Even though Hughes's season ended in spectacular fashion in March with a silver medal in the 5,000-metre event at the world single distances championships in Richmond, B.C., she looks back on last season with a sort of disdain. The silver, in the event she won gold in at the 2006 Winter Olympics in Turin, was possibly an upset because of the kind of season she was having.

Changes to her equipment, including the alignment of her blades to harness more power, left her struggling to adjust. Before long, Hughes found herself turning in sub-par results that dragged through the season and made the ice feel like cement.

Her best finish on the World Cup circuit was fifth. Meanwhile, she battled illness and the lingering effects of an off-season car accident in Montreal that left her fortunate to walk away with only neck problems after he vehicle was struck by a drunk driver.

In the upbeat words of an athlete honed to focus on the positive, she readily admits last winter was the most trying time in her 20 years of competition.

"Last season is the worst season I've ever had as an athlete," Hughes said. "But I've had other periods of struggle where I just somehow know that no matter how bad it seems, it's taking me somewhere."

That somewhere would turn out to be the last race of the season, where Hughes brought the crowd in Richmond to its feet with a second-place finish that has rekindled her drive for the 2010 Winter Olympics in Vancouver.
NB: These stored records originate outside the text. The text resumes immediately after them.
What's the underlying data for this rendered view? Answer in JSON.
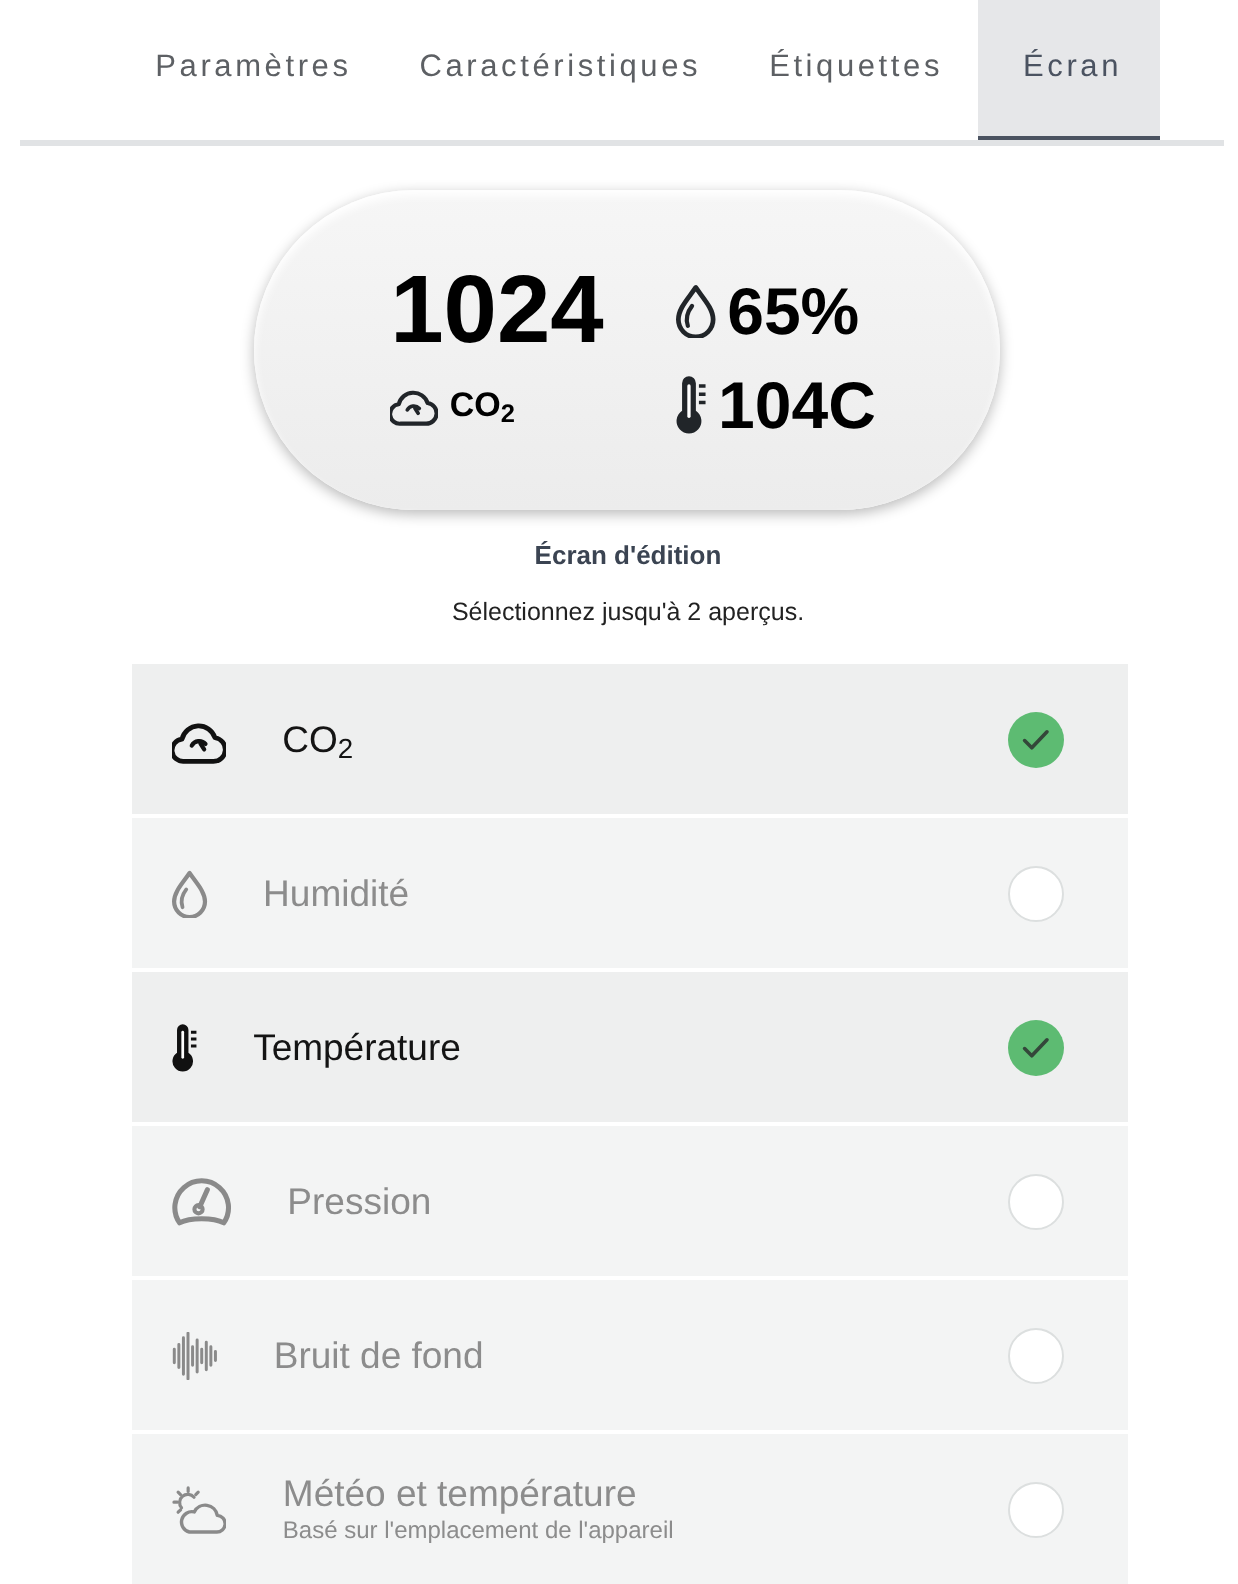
{
  "tabs": [
    {
      "label": "Paramètres",
      "selected": false
    },
    {
      "label": "Caractéristiques",
      "selected": false
    },
    {
      "label": "Étiquettes",
      "selected": false
    },
    {
      "label": "Écran",
      "selected": true
    }
  ],
  "preview": {
    "main": {
      "value": "1024",
      "unit": "CO$_{2}$"
    },
    "side": [
      {
        "kind": "humidity",
        "value": "65%"
      },
      {
        "kind": "temperature",
        "value": "104C"
      }
    ]
  },
  "editor": {
    "title": "Écran d'édition",
    "hint": "Sélectionnez jusqu'à 2 aperçus."
  },
  "items": [
    {
      "kind": "co2",
      "label": "CO$_{2}$",
      "selected": true
    },
    {
      "kind": "humidity",
      "label": "Humidité",
      "selected": false
    },
    {
      "kind": "temperature",
      "label": "Température",
      "selected": true
    },
    {
      "kind": "pressure",
      "label": "Pression",
      "selected": false
    },
    {
      "kind": "noise",
      "label": "Bruit de fond",
      "selected": false
    },
    {
      "kind": "weather",
      "label": "Météo et température",
      "subtitle": "Basé sur l'emplacement de l'appareil",
      "selected": false
    }
  ]
}
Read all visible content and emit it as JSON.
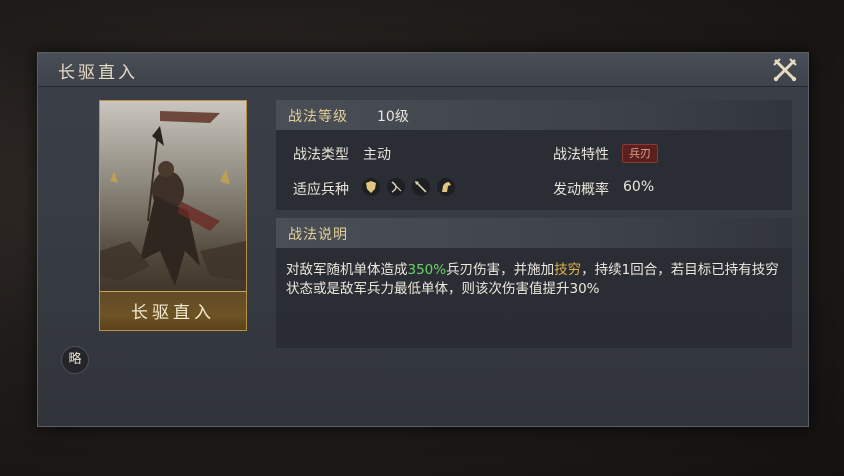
{
  "dialog": {
    "title": "长驱直入"
  },
  "card": {
    "name": "长驱直入"
  },
  "strategy_badge": "略",
  "level": {
    "label": "战法等级",
    "value": "10级"
  },
  "type": {
    "label": "战法类型",
    "value": "主动"
  },
  "trait": {
    "label": "战法特性",
    "badge": "兵刃"
  },
  "troops": {
    "label": "适应兵种",
    "icons": [
      "shield-troop-icon",
      "bow-troop-icon",
      "spear-troop-icon",
      "cavalry-troop-icon"
    ]
  },
  "chance": {
    "label": "发动概率",
    "value": "60%"
  },
  "description": {
    "label": "战法说明",
    "seg1": "对敌军随机单体造成",
    "seg2": "350%",
    "seg3": "兵刃伤害，并施加",
    "seg4": "技穷",
    "seg5": "，持续1回合，若目标已持有技穷状态或是敌军兵力最低单体，则该次伤害值提升30%"
  },
  "colors": {
    "accent_gold": "#e2cf9a",
    "highlight_green": "#6fd36a",
    "highlight_gold": "#e0b24a",
    "trait_red": "#5a2020"
  }
}
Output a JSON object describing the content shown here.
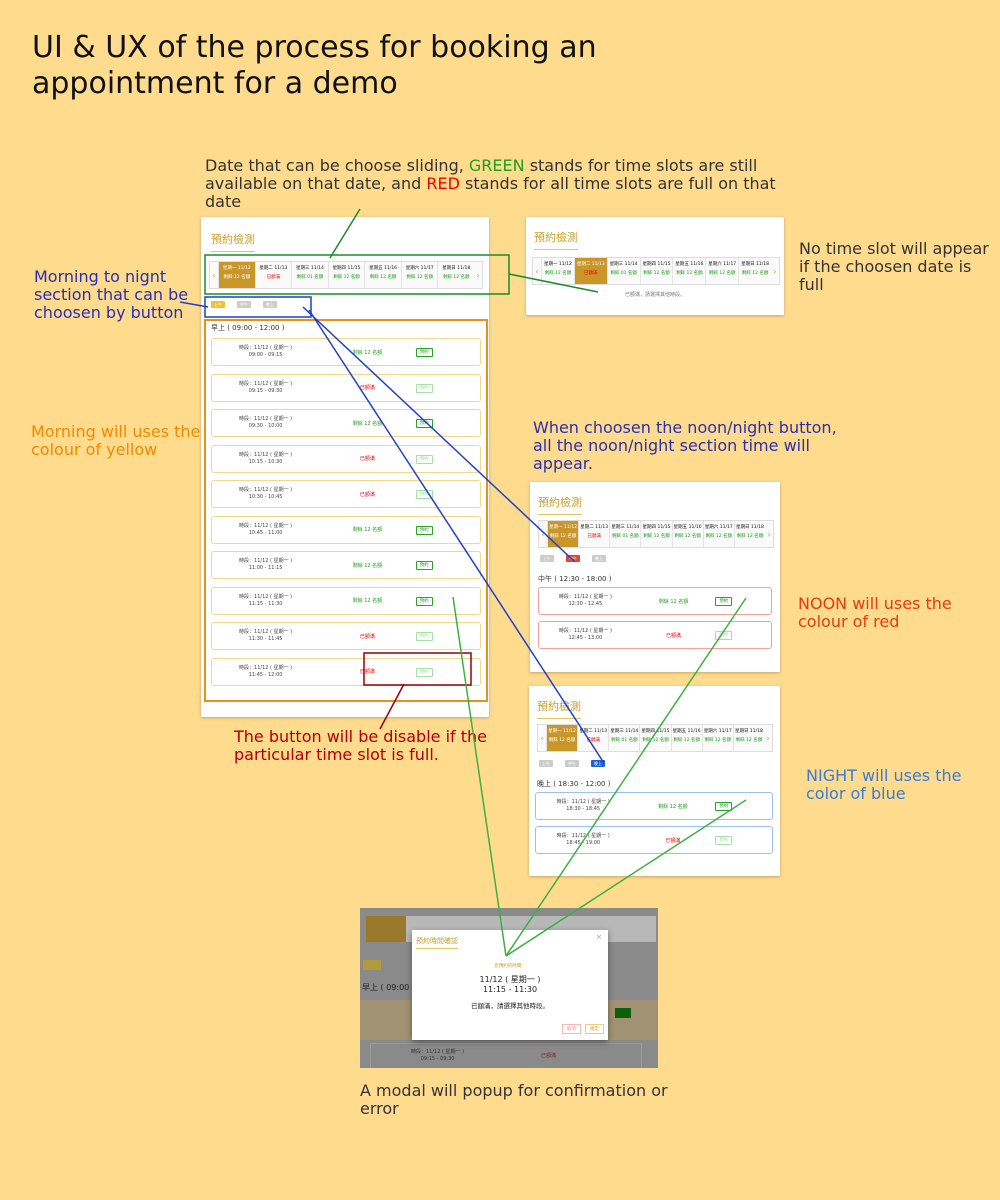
{
  "title": "UI & UX of the process for booking an appointment for a demo",
  "notes": {
    "date_pre": "Date that can be choose sliding, ",
    "date_green": "GREEN",
    "date_mid": " stands for time slots are still available on that date, and ",
    "date_red": "RED",
    "date_post": " stands for all time slots are full on that date",
    "section_btn": "Morning to nignt section that can be choosen by button",
    "morning": "Morning will uses the colour of yellow",
    "no_slot": "No time slot will appear if the choosen date is full",
    "noon_click": "When choosen the noon/night button, all the noon/night section time will appear.",
    "noon_color": "NOON will uses the colour of red",
    "night_color": "NIGHT will uses the color of blue",
    "disable": "The button will be disable if the particular time slot is full.",
    "modal": "A modal will popup for confirmation or error"
  },
  "panel_title": "預約檢測",
  "dates": [
    {
      "label": "星期一 11/12",
      "status": "剩餘 12 名額",
      "state": "sel"
    },
    {
      "label": "星期二 11/13",
      "status": "已額滿",
      "state": "full"
    },
    {
      "label": "星期三 11/14",
      "status": "剩餘 01 名額",
      "state": "ok"
    },
    {
      "label": "星期四 11/15",
      "status": "剩餘 12 名額",
      "state": "ok"
    },
    {
      "label": "星期五 11/16",
      "status": "剩餘 12 名額",
      "state": "ok"
    },
    {
      "label": "星期六 11/17",
      "status": "剩餘 12 名額",
      "state": "ok"
    },
    {
      "label": "星期日 11/18",
      "status": "剩餘 12 名額",
      "state": "ok"
    }
  ],
  "sections": {
    "morning": "上午",
    "noon": "中午",
    "night": "晚上"
  },
  "morning_header": "早上 ( 09:00 - 12:00 )",
  "noon_header": "中午 ( 12:30 - 18:00 )",
  "night_header": "晚上 ( 18:30 - 12:00 )",
  "slot_date": "時段：11/12 ( 星期一 )",
  "btn_label": "預約",
  "full_label": "已額滿",
  "remain_label": "剩餘 12 名額",
  "morning_slots": [
    {
      "time": "09:00 - 09:15",
      "full": false
    },
    {
      "time": "09:15 - 09:30",
      "full": true
    },
    {
      "time": "09:30 - 10:00",
      "full": false
    },
    {
      "time": "10:15 - 10:30",
      "full": true
    },
    {
      "time": "10:30 - 10:45",
      "full": true
    },
    {
      "time": "10:45 - 11:00",
      "full": false
    },
    {
      "time": "11:00 - 11:15",
      "full": false
    },
    {
      "time": "11:15 - 11:30",
      "full": false
    },
    {
      "time": "11:30 - 11:45",
      "full": true
    },
    {
      "time": "11:45 - 12:00",
      "full": true
    }
  ],
  "noon_slots": [
    {
      "time": "12:30 - 12:45",
      "full": false
    },
    {
      "time": "12:45 - 13:00",
      "full": true
    }
  ],
  "night_slots": [
    {
      "time": "18:30 - 18:45",
      "full": false
    },
    {
      "time": "18:45 - 19:00",
      "full": true
    }
  ],
  "full_date_msg": "已額滿，請選擇其他時段。",
  "modal": {
    "title": "預約時間確認",
    "sub": "您預約的時間：",
    "date": "11/12 ( 星期一 )",
    "time": "11:15 - 11:30",
    "msg": "已額滿，請選擇其他時段。",
    "cancel": "取消",
    "confirm": "確定",
    "bg_row_time": "時段：11/12 ( 星期一 )",
    "bg_row_time2": "09:15 - 09:30"
  },
  "colors": {
    "bg": "#FFDB8E",
    "green_link": "#3cb043",
    "blue_link": "#0000ee"
  }
}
"As bad as things were going I always knew I had one race inside of me. But I'd have another bad race, and another one, and I'd say ‘Okay, today obviously wasn't the day.' But I get to try this again," she said. "And I literally got down to the last race of the year."

Patience is a virtue Hughes has spent years developing. And so, after getting herself out of the mountain-top jam in April, Hughes grabbed her ice axe, dusted herself off and kept going up the mountain.

By the time she returned home to begin her formal training for the coming season, the whole ordeal had been forgotten. Instead, she was too busy focusing on the gruelling off-ice workouts that lay ahead - from the weight room to the bike and the infamous "low walks" that speed skaters do. The deep bends and loping stride can turn even the most well-trained leg muscles into jelly.

"For a while, I forgot that happened because it was so scary," Hughes said of her stumble on the mountain. "It was about three weeks after the trip that, one day, I remembered. And I was like ‘Oh my god, that happened.'"

As she puts in the long hours of training this summer needed to make a serious run in Vancouver in February, her ultimate goal is to be able to look back on last season with the same sense of disbelief.

Standing atop the podium, perhaps, she will have forgotten all of the bad things last year actually happened.